A veces sale la luna y se queda quieta, muy quieta en medio del cielo, y entonces uno piensa que posa, engreída, para todos los fotógrafos del planeta.
Después se burla, con Venus y las constelaciones cercanas, de la inocencia de los humanos, pues cualquier aficionado a la fotografía sabe que la luna siempre sale movida.
Para escapar de sus perseguidores aprendió a colocar los pies de puntillas y así confundir sus huellas con las de los ciervos, a disimular su olor con el de las camas de los jabalíes, el color de su piel lo tornó del mismo que las liebres y aun así, cuando llegó la tercera noche, frente a ella se apareció una lechuza que, entre su ulular inconfundible, le contó el final de todos los sueños que no había querido soñar.

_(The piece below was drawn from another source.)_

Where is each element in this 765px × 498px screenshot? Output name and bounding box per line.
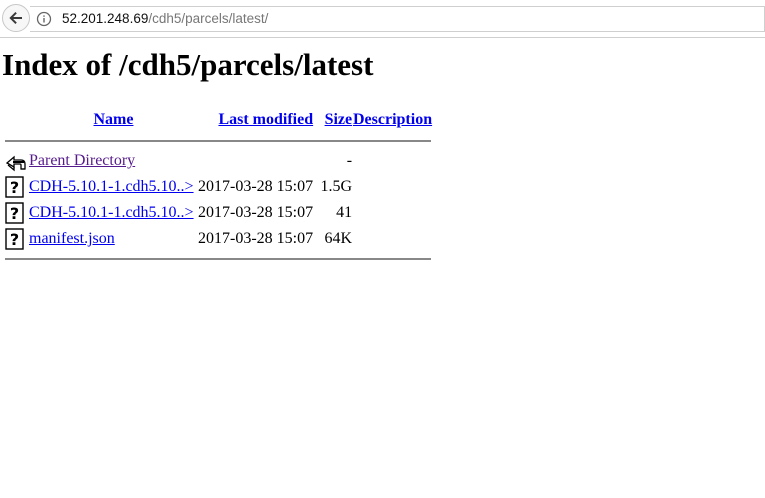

Era una niña obediente: no corría por la calle, decía “gracias” y “por favor”; y se iba a la cama sin rechistar, siempre, eso sí, con un plato de galletas para el monstruo de debajo de su cama, que las niñas buenas saben compartir.
Le gustaba mirar amanecer con los ojos puestos en las bateas negras y pardas que se cruzaban en el horizonte con la línea de las islas.
El sol siempre salía por el otro lado, pero era el nacimiento de su sombra, inexistente a esas horas, la que le llenaba de vida. Creación milagrosa, compañera inseparable salvo por las noches, en que ella se fugaba, suave como las primeras plumas de las gaviotas, a descansar a un mundo de lechuzas ansiosas y plenilunios frustrados que él desconocía.
Hace tiempo que aprendí que las cosas se tuercen cuando menos lo esperas. Por mucho que endereces el árbol, siempre hay una rama díscola que busca lejos el calor del sol y rompe la armonía de tu erecta obra con una horizontal maliciosa que recuerda que la naturaleza, así como el destino, no se pueden gobernar.